¿Qué pasaría si el magnate Michael Bloomberg peleara las primarias demócratas para ser candidato a presidente de Estados Unidos en 2020 en lugar de invertir 80 millones de dólares en los suyos para ganar las legislativas de 2018 y alcanzar la mayoría de número en la Cámara de Representantes? Quizá una cosa tenga que ver con la otra. En la democracia, todo vale. O casi todo. La idea de ser candidato a presidente rondó en la cabeza de Bloomberg, exalcalde de Nueva York, en las elecciones de 2008 y de 2012. Creyó entonces que era inviable, sobre todo frente a la figura carismática y emergente de Barack Obama, elegido y reelegido en forma sucesiva.
¿Qué pasaría si otro magnate de filiación demócrata, Tom Steyer, hiciera lo mismo en lugar de donar 30 millones de dólares para el mismo fin y subir la apuesta con otros 40 millones para lograr en ese ámbito el apoyo al virtual impeachment (juicio político) de Donald Trump? En 2017 había desembolsado 20 millones de dólares a favor de la causa demócrata. ¿Qué pasaría si, en plan de sincerar aportes, Sheldon Adelson y los hermanos David y Charles Koch dejaran de sostener a los republicanos a golpes de cheques en el Congreso, fijándoles desde la ideología hasta la agenda? Otra rendija legal de la democracia.
No se trata sólo de campañas al mejor postor, como refiere el diario español El Mundo en un artículo titulado “Estados Unidos: ¿una democracia o una empresa?”, sino de una realidad disimulada frente al elector de a pie. La de aquellos que, en su afán de obtener leyes o decretos afines a sus intereses sin vulnerar la democracia, no escatiman gastos para influir en las campañas. En 2010, la Corte Suprema“eliminó las restricciones a individuos, empresas, organizaciones de todo tipo (desde grupos ecologistas hasta patronales o sindicatos)” para “donar todo el dinero que quieran”, sin importar si son nativos o extranjeros, “a grupos que apoyan las políticas de sus candidatos favoritos”.
Tampoco se trata de un fenómeno exclusivo de la democracia de Estados Unidos. En Alemania, según un estudio de Peter Pulzer, profesor emérito Gladstone de Gobierno de la Universidad de Oxford, “la relación entre dinero y votos puede tener una serie de consecuencias desfavorables. Por ejemplo, que individuos, empresas y grupos de lobby ejerzan una influencia desproporcionada en los programas políticos y en las decisiones legislativas. También puede permitir que los políticos o los partidos recompensen con favores a los votantes, y puede crear condiciones de competencia desiguales”. Nicolas Sarkozy, presidente de Francia entre 2007 y 2012, estuvo detenido y debió responder por aportes ilícitos procedentes de Libia.

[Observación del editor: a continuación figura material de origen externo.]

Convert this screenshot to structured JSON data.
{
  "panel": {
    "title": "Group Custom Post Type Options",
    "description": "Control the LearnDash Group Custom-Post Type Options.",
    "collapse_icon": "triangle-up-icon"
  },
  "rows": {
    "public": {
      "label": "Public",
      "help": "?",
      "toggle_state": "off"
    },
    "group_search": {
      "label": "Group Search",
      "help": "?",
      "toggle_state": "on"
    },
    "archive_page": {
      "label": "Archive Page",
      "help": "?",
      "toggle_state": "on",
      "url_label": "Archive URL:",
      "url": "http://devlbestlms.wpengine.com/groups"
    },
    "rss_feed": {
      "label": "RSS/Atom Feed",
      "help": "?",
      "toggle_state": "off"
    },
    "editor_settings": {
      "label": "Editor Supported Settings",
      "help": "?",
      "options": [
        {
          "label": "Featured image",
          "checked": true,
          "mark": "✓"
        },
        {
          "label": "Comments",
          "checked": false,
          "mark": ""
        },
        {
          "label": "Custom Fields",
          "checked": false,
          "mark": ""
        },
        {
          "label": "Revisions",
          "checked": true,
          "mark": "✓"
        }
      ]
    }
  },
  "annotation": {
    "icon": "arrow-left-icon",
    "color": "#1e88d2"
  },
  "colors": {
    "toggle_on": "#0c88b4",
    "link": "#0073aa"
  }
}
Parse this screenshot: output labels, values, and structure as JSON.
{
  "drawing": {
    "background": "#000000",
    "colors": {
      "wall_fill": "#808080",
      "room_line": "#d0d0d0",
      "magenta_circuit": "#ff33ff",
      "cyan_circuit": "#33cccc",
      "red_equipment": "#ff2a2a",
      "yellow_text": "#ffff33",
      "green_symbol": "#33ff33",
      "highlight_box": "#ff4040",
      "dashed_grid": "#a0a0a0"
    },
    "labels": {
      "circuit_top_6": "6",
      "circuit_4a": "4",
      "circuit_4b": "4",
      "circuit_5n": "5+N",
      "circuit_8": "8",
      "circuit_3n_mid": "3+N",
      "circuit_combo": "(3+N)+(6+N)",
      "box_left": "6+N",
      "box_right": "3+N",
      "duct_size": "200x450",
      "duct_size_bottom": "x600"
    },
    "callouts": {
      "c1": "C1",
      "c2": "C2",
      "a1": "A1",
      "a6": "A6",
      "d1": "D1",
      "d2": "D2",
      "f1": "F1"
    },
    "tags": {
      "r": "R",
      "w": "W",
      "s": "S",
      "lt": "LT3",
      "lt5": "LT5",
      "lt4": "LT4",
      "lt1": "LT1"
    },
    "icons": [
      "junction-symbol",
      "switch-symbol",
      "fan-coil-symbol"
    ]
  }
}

En Argentina, conmocionada al estilo Brasil por el desfile en los tribunales de empresarios arrepentidos de haber contribuido a enriquecimientos ilícitos durante el gobierno de los Kirchner, hubo más de 200 casos de personas que figuraban como aportantes de 10 a 300 dólares, y algunos más, sin su conocimiento ni su consentimiento, para la campaña legislativa de 2017 de los candidatos por la coalición gubernamental Cambiemos. En Perú, el expresidente Alan García negó aportes de una compañía brasileña para su campaña de 2006, pero todos los expresidentes vivos de la democracia peruana, cinco en total, tienen problemas con la justicia por causas que van desde la corrupción hasta los delitos de lesa humanidad.
En Estados Unidos, como en otros confines, los aportantes millonarios sostienen cuatro pilares: la reducción de impuestos y de cargas laborales a las empresas para incrementar sus ganancias; la eliminación de las regulaciones; la contención de los sindicatos, y la apertura comercial. En ese punto disienten con las políticas de Trump, propenso a renegociar, si no a liquidar, los acuerdos firmados por sus antecesores y a imponer aranceles a las exportaciones, como ocurre con China. Trump y los Koch, padrinos y tutores del presidente de Representantes, Paul Ryan, libran una batalla de alto voltaje y bajo perfil.
Es algo que no trasciende en las campañas, hechas a imagen y semejanza de aquellos que aún confían en el ideal de sociedades más justas y Estados menos intrusivos. Muchos no pierden la ilusión de verse representados por políticos que no traman ardides para beneficiar desde el Estado el capitalismo de amigos bajo la promesa de ser el gobierno del pueblo y para el pueblo a expensas de una minoría con voto calificado.